I watch the players I'm preparing to sketch.
How can I capture the clash and the might
with a gesture-drawing and a flash of insight
of figures caught as they reach and stretch
beyond their strength toward elusive goals?
Are they ever told to search their souls ?

(Are WE ever told to search OUR souls
As we grin and scream and yell, "I betcha
our guys will murder yours in this fight?")

Design of the huddle, science of the game
are just excuses behind which to hide
our deeply implanted thirsting for blood
be it on altars or in war's deadly flame.

"Not seeing glory, behind what can we hide?
The TV commercials? For us, it's this BUD?"
 

Catherine M. LeGault



 

SPECTATOR

Why do I like to watch?
Mostly it's the way he breaks away
from them and runs to the field's edge.
Not like a deer pursued-
more wild mustang, or alpha wolf
in a game, violent and playful.
Teaching and learning effortlessly joined.

I like the optimism of the position - Forward.
Where defense is only a fleeting condition,
gathering to turn and move forward again
towards a well-defined goal that, though fixed
in time and space, can never be quite the same.

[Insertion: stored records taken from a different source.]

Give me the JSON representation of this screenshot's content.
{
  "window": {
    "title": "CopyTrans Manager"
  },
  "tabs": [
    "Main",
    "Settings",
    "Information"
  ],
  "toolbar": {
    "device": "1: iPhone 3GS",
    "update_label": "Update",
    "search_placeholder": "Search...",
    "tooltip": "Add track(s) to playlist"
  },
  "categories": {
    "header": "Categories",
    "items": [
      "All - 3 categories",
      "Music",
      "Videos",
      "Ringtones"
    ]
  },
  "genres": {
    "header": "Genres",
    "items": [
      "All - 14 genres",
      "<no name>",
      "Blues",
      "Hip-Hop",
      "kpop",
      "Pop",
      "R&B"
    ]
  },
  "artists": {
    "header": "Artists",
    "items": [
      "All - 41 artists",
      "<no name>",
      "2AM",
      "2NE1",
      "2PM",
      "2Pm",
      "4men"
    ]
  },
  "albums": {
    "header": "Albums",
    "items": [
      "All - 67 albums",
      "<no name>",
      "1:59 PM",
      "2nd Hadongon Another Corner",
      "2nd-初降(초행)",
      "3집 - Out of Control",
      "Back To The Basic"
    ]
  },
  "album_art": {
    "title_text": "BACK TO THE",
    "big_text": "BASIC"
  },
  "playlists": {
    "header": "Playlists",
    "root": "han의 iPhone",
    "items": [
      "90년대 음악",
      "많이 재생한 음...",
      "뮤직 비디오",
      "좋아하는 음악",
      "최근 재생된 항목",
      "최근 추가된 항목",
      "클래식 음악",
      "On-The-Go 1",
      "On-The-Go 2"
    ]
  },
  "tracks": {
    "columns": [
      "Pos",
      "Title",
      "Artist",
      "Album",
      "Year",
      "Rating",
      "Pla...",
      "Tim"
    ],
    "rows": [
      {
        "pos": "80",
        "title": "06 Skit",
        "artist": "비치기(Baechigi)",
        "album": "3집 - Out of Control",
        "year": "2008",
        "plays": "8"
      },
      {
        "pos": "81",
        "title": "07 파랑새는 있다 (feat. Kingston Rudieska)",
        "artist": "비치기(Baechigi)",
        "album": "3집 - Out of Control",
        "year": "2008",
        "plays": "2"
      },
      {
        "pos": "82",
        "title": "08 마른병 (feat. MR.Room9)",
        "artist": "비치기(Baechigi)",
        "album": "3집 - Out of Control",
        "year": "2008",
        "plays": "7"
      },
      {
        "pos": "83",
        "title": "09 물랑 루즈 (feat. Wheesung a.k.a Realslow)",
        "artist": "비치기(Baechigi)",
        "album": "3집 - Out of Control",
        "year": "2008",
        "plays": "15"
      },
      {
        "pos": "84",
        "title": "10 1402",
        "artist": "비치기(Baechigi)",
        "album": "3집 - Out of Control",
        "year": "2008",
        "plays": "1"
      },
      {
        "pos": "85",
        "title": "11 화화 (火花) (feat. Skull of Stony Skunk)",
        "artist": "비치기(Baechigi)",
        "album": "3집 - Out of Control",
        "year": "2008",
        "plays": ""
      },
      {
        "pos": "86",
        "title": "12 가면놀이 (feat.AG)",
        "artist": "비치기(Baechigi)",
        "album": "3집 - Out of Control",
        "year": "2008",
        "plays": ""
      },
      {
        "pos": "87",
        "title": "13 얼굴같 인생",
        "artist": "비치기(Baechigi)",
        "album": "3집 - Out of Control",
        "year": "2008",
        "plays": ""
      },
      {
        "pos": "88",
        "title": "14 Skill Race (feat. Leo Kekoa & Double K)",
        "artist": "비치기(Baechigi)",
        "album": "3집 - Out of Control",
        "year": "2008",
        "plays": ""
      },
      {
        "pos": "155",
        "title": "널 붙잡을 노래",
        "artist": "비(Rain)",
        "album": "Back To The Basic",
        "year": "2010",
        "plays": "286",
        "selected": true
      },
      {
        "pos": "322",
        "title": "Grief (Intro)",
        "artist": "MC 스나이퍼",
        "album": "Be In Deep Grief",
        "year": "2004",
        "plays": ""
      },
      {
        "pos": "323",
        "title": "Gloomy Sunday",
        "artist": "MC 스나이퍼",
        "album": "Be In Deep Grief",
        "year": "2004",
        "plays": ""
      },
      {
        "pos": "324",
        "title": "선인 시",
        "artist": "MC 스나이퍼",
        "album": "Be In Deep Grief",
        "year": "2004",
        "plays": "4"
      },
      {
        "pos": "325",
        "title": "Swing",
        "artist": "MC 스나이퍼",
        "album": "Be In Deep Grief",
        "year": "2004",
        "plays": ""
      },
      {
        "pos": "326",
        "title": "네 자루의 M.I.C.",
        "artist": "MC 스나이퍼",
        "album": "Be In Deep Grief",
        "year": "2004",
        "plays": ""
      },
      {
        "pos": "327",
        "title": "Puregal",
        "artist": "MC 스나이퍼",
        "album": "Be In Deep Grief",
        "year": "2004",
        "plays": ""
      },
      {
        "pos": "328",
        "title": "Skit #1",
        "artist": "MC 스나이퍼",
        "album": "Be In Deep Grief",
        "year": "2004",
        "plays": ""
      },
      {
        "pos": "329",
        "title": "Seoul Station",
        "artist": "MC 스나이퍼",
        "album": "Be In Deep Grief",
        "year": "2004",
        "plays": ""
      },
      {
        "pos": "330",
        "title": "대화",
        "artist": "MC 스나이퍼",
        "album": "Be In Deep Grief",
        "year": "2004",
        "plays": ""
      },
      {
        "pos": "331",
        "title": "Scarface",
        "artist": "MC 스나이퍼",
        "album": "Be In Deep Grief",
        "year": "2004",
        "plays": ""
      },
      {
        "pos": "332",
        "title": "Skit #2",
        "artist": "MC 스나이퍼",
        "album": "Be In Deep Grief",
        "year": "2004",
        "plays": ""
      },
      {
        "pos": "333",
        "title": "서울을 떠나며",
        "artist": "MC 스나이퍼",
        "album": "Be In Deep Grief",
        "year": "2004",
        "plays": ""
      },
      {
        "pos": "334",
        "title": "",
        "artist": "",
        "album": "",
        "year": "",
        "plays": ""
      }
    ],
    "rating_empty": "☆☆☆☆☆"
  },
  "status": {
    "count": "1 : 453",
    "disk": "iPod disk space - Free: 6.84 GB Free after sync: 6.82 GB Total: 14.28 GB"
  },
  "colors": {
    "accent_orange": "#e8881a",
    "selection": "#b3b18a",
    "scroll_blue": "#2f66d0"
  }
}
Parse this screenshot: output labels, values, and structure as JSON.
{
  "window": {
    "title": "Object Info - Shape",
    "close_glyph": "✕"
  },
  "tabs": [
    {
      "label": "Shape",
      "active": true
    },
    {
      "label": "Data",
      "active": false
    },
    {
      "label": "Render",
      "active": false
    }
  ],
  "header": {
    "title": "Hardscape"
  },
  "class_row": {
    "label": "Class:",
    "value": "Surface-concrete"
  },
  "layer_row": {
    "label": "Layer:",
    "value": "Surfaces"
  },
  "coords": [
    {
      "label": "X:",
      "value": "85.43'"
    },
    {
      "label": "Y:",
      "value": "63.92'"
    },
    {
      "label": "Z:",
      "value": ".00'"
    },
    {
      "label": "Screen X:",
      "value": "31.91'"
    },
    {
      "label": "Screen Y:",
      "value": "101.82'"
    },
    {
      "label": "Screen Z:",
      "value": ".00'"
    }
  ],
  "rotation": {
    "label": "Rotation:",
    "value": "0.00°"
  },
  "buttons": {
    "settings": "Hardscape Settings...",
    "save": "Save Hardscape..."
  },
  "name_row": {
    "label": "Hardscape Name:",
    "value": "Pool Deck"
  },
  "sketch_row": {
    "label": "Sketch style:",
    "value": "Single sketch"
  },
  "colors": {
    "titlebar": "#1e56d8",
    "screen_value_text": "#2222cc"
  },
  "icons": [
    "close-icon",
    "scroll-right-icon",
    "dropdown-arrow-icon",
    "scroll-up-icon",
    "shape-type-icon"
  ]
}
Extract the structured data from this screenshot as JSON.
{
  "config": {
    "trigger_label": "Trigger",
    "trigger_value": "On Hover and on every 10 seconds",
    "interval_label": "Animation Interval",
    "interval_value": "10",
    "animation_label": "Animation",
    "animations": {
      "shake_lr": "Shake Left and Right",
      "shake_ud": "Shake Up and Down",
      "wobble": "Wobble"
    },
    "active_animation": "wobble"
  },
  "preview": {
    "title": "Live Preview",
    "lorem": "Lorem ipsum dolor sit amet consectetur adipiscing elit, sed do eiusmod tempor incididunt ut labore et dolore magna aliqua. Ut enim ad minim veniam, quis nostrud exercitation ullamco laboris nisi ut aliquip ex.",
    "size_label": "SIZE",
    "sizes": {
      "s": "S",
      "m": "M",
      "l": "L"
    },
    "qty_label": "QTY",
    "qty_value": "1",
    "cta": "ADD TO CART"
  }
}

A stream of moments rushing past me,
clouded only to me
because of my distance in space,
which I can cross,
and time,
which I cannot.

Ken Ronkowitz



LET THE GAME BEGIN

the chariots sit in neat rows
upon paved stone.
interstate traffic, with single
destination,
didn't all roads lead to rome?.
the fatted calf turns unwillingly
over open flame,
bellies bloated with malted brew,
for these patrons of the game.
the coliseum stands ready
in a manner quite surreal,
below the cheering crowd
the mighty titans take the field.
gods each, in their own right
with  single thought in mind.
as mere mortals we can only  shout
send in the lions.
above the blood and anger
is hope that sanity will reign
that what we've come to worship
is just a football game

ray cutshaw


SPORT

There's always a ball
and somewhere to put it:
an alley, a glove, a goal.
Defeat prowling like a
mongrel dog

unready for love.
When I was 20
I made a plan.
I wanted everything,
of course,

but mostly this: a man
who wouldn't need
the weekend fix
of sport.
The paranoid fantasy

of this:
2 Yankee pillows
on the couch,
the baseball hat
collection.

Or stadium dates.
The stink of beer
and brine, the organ
punctuating every glad
occasion for the fans.

I wanted love to be
the sport, or something
like it,
something won,
at least.
 

Mary DeBow
 


REMOTE CONTROL

So I was flipping channels the other day
and there was this tennis player making
an incredible save and he had that scruffy
little goatee I really like on a guy and I
hesitated for a second and I remembered:

I used to watch tennis with my dad, who was
a tennis coach and a track coach when I was
in  high school so I never played tennis or
ran track, and I know he loved me but he
never really said it very much except maybe

when I was really little so I don't remember
and he has never said anything at all about my
poetry, but I know he reads it because I ask
my mom, I say, "did he even read them?" and
she says yes, and that's all there is to that.

But then last year Dad sent me a check with an
order form in it to buy him a copy of the Paterson
Literary Review which had one of my poems--
at least I assume he wanted me to buy him one,
because there was just the order form, and no note.

Anyway we'd watch tennis sometimes back then,
Dad and I, and he was looking for tips for his
coaching, I'm sure, though he never said, we
didn't talk, we just watched, and I wonder if he
had any idea why I was really watching.
 

Bjorn Borg.  The cool, clear beauty of his
blonde hair and beard, the graceful way he fell for
the ball but never even landed hard.  The sheer face
of glacial Swedish muscle I knew I'd never have
the slightest chance to scale.

And I wondered what was under that ice.
And I wanted whatever it was.  And I hoped
that my father had no idea how I sat in our
cold living room and  burned, I was sure,
hot enough to melt right through the screen.